Eine Kluft tut sich auf im Cyberspace. Es ist eine Informationslücke zwischen arm und reich, zwischen Privilegierten und jenen, die keinen Zugang haben zu den technischen und finanziellen Mitteln, die die Nutzung der neuen Informationstechnologien voraussetzt. Mit der Offensive von Weltbank und den G7 Staaten zu einer privat finanzierten "Informations-Revolution" mit teuren Hochgeschwindigkeitsverbindungen zwischen den drei Wirtschaftsregionen Nordamerika, Japan und Europa wird sich womöglich der Charakter von Informationen und Bildung gewaltig verändern. Die Umwandlung von Informationen von einem Hilfsmittel zum Verstehen der Welt hin zu einem Handelsgut, das sich nur noch jene leisten können, die das Geld und die Macht dazu haben, kann die Gesellschaften tief spalten - in einerseits Besitzende von Wissen und in eine marginalisierte Klasse von Habenichtsen. Das gilt zwar in Nord wie Süd gleichermassen, wird aber in armen Ländern und Regionen ungleich deutlicher sichtbar, als in der hochindustrialisierten Welt.

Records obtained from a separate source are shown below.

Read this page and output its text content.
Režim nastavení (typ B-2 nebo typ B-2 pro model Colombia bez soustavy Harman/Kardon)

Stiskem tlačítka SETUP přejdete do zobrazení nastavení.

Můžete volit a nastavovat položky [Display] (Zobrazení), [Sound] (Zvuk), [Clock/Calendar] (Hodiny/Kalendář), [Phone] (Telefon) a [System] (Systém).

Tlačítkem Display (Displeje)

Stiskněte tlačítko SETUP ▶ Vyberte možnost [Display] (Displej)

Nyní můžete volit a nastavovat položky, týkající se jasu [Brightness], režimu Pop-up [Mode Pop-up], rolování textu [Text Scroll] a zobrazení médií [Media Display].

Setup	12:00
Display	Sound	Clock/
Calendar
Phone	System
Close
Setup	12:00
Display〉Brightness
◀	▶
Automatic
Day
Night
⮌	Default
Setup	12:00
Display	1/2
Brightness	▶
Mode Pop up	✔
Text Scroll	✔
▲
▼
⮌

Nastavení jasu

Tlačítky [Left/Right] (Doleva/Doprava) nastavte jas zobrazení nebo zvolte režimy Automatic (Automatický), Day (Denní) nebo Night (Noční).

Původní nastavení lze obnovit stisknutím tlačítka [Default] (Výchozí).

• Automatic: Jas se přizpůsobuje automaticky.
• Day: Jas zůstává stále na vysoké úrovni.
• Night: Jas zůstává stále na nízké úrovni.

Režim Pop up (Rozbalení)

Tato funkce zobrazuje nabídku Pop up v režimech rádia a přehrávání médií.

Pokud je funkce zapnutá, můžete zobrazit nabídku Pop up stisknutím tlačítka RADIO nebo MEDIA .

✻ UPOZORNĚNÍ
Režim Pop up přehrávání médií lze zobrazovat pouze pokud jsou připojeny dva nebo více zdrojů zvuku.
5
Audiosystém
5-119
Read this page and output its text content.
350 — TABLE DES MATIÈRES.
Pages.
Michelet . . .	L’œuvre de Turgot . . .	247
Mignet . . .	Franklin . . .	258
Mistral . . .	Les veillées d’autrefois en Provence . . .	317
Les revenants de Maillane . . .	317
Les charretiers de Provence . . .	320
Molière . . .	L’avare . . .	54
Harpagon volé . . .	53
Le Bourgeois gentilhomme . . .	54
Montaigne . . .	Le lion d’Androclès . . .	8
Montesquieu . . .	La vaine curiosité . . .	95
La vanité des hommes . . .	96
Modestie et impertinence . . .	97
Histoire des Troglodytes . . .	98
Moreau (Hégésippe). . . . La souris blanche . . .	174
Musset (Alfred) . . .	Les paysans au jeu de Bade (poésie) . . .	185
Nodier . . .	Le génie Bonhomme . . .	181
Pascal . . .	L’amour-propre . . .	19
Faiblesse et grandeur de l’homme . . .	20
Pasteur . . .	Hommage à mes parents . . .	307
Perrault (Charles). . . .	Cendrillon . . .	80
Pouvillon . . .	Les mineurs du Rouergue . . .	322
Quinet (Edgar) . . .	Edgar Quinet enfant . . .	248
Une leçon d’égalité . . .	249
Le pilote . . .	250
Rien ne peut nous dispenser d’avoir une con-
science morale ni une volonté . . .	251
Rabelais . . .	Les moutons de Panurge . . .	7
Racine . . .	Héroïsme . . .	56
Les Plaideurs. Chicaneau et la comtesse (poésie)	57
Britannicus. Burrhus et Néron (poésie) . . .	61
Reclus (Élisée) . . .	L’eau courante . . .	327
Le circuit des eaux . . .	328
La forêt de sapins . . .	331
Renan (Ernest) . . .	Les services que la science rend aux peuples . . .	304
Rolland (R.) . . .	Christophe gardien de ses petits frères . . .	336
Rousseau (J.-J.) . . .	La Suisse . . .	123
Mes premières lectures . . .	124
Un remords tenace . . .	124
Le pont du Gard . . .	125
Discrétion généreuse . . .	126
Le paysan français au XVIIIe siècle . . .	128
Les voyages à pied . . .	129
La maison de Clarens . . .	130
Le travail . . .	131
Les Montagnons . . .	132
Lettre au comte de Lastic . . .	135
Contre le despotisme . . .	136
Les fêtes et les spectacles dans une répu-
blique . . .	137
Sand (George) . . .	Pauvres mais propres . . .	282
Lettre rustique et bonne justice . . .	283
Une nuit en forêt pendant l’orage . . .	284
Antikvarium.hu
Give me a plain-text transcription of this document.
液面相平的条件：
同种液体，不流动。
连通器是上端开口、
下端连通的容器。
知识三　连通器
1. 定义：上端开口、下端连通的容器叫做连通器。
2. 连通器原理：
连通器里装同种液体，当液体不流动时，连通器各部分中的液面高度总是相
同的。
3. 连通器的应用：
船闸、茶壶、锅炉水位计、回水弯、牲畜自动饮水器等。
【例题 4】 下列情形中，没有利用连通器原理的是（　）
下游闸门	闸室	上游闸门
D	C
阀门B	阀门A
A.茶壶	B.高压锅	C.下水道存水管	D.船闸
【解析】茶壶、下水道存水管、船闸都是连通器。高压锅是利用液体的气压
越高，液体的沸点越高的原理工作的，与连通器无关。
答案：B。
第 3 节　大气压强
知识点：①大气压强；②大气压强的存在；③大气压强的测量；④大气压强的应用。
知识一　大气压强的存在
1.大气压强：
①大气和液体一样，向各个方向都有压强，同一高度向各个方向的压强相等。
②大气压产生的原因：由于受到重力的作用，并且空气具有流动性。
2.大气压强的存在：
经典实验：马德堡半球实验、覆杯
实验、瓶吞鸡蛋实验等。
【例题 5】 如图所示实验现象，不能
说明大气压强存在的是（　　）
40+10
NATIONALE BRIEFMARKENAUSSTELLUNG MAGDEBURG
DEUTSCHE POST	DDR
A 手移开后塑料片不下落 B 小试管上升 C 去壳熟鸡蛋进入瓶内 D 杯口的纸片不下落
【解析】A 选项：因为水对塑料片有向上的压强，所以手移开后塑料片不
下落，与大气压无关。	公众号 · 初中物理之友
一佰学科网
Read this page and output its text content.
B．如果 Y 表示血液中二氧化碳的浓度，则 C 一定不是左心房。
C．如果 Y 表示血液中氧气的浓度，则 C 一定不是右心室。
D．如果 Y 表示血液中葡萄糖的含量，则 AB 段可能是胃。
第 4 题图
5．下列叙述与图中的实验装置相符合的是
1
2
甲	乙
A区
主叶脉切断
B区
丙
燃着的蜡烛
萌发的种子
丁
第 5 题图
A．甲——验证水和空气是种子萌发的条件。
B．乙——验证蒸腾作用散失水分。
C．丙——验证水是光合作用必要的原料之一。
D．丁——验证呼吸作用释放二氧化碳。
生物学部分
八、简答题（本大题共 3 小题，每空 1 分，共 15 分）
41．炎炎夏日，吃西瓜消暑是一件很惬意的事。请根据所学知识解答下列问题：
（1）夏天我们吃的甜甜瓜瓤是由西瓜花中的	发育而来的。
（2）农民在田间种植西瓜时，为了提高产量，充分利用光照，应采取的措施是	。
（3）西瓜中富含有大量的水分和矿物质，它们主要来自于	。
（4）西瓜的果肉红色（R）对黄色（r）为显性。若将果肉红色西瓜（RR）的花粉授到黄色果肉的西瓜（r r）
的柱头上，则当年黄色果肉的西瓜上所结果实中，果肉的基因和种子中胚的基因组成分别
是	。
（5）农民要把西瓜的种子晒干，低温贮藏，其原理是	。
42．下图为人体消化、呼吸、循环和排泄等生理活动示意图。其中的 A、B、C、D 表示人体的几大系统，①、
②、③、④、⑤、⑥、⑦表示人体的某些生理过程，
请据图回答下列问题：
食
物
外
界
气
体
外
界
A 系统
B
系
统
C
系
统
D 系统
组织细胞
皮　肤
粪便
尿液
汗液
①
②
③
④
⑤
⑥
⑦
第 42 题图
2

Als die Vertreter der bedeutendsten Industrienationen Anfang 1995 bei einem Treffen in Brüssel zur Gestaltung der Informationsgesellschaft aufriefen, wurde ihr Enthusiasmus von einer skeptischen Stimme aus dem Süden gedämpft. Thabo Mbeki, Vizepräsident des neuen Südafrika klärte die G7-Konferenz darüber auf, dass mehr als die Hälfte der Menschheit noch nie telefoniert hat. Schlusslicht bei der Anbindung der Weltregionen an die schnell expandierenden elektronischen Medien bildet der afrikanische Kontinent."In Manhattan", sagte Mbeki, "gibt es mehr Telefonleitungen als in Afrika südlich der Sahara". Und auch in Südafrika selbst gibt es deutliche Unterschiede zwischen entwickelten und unterentwickelten Gesellschaftensschichten: Während in Durban beispielsweise weisse Haushalte zu 75 Prozent mit Telefonen versorgt sind, haben nur zwei Prozent der schwarzen Haushalte einen Anschluss. Der Zutritt zur Informationsgesellschaft, so Mbeki, sollte nicht für die Mitglieder der G7 und andere Industrieländer reserviert werden. Der gelernte Ökonom, den Präsident Mandela mittlerweile zu seinem Nachfolger erkoren hat, schlug deshalb vor, "einen breiten Querschnitt von Industrie- und Entwicklungsländern in die Debatte einzubeziehen."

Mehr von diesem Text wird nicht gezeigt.